RESULTS AND DISCUSSION

Empirical results of this study are given in Table 1, 2 and 3 respectively.

Results of the estimated equation are as follows;

Table 1 shows results of the simple reciprocal regression model used for trade off between Inflation and unemployment. Though this model shows inverse relationship between inflation and unemployment but the overall model is insignificant.

Table 2 shows results of the simple reciprocal regression model used for relationship between inflation and unemployment but in the last equation (5) D-W value show the existing of autocorrelation problem. Thus, results of the equation (6) have been improved by applying first order autoregressive AR (1).The model is significant as the coefficient found -15.35 with 15% level of significance.
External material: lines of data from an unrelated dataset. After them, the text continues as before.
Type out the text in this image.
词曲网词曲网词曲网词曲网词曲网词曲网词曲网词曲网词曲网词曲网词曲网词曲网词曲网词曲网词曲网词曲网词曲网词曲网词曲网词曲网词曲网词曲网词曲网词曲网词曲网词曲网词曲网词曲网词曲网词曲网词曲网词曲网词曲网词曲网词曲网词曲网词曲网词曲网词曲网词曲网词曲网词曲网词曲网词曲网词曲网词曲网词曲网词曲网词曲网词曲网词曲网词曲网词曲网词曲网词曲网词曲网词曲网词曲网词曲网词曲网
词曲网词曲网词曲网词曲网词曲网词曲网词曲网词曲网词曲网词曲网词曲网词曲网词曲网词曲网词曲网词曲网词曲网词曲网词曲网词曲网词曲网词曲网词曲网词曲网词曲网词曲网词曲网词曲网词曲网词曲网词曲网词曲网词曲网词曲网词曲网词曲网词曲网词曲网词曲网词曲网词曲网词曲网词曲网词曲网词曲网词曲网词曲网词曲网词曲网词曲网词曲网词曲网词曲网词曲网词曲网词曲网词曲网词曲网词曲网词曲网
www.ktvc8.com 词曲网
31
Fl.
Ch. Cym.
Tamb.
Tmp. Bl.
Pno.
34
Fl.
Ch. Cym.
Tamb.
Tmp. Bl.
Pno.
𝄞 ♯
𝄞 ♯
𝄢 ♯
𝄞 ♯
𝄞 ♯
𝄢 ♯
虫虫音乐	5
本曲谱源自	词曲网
In Table 3 semi log reciprocal model has been used and the data on unemployment has been transformed into long form in order to check either results further improving or not. But the result shows no visible improvement. Though, the model is significant as the coefficient found- 3.771247 with 15% level of significance.

SUMMARY AND CONCLUSION

The broad objective of this study is to evaluate the relationship between inflation and unemployment for Pakistan. To prove upon the theory by using empirical evidence from Pakistan, would certainly help to affix valuable addition to the literature in general and to maintain desirable level of inflation and unemployment rate in the country. Low level of inflation and unemployment are the ultimate goals of policy makers, as both of these would lead to economic development.
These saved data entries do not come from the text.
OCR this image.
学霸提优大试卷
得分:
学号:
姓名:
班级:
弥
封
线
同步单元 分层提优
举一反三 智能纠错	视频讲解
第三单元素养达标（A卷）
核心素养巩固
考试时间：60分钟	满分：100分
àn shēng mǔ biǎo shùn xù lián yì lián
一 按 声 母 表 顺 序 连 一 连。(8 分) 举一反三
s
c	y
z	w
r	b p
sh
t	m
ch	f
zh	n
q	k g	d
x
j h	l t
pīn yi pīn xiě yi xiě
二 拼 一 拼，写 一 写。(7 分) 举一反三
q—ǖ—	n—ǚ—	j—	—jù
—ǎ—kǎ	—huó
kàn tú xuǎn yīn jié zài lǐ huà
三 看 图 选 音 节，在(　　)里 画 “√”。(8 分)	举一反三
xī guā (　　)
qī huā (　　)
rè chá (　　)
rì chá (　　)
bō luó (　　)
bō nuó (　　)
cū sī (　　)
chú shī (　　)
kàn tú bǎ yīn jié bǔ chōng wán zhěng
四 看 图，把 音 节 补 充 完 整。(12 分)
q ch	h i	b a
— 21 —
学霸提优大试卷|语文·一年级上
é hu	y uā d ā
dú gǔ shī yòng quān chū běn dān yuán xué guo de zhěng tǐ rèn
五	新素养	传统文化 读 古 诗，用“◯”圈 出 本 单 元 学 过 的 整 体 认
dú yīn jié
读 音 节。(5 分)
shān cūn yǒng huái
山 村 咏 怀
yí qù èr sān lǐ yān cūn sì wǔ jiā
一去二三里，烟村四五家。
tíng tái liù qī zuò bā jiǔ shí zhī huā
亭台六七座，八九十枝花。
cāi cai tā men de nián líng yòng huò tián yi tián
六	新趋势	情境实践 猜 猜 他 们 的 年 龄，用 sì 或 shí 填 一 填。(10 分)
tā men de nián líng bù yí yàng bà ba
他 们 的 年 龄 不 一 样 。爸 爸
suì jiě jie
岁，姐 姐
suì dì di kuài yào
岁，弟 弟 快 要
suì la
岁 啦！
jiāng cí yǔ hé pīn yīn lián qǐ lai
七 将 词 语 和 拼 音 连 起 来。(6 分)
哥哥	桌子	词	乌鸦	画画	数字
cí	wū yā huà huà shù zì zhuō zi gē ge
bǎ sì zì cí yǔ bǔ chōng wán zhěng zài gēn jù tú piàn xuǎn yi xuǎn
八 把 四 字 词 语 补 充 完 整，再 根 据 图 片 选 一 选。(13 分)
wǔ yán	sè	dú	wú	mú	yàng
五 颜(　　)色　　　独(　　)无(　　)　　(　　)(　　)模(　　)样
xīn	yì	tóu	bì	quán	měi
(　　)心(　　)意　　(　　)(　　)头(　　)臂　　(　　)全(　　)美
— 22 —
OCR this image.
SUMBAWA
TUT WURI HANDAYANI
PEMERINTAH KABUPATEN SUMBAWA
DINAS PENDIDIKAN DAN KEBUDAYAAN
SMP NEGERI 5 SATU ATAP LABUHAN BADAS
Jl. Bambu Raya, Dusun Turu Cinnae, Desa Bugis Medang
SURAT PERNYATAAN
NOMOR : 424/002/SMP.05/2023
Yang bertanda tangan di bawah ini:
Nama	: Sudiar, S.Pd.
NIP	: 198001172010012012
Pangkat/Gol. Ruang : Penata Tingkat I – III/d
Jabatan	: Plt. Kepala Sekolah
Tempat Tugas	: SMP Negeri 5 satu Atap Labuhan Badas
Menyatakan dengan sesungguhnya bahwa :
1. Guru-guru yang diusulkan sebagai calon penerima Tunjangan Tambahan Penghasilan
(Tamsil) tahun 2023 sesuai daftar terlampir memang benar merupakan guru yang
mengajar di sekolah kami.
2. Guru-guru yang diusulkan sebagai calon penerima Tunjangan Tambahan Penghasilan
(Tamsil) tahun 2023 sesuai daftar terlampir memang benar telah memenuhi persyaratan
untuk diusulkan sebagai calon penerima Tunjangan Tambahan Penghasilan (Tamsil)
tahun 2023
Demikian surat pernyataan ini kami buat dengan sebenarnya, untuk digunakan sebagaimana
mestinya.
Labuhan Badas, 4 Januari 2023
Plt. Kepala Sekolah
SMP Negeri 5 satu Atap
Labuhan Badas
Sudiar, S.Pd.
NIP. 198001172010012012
Empirical results of equation (6) found are significant but did not show any visible and commendable trade -off between inflation and unemployment for Pakistan during the study period. Although the result are not satisfactory but it may be due to non-availability of accurate data on Pakistan or because of stagflation problem. Thus, on the basis of estimated regression result, it is somehow difficult to forecast any short or long run relationship i.e. trade-off between inflation and unemployment in case of Pakistan during 1972-2008. It is suggested that inflation and unemployment needs to be controlled by the adoption of appropriate macroeconomic stabilization policies (fiscal and monetary policies) in the country.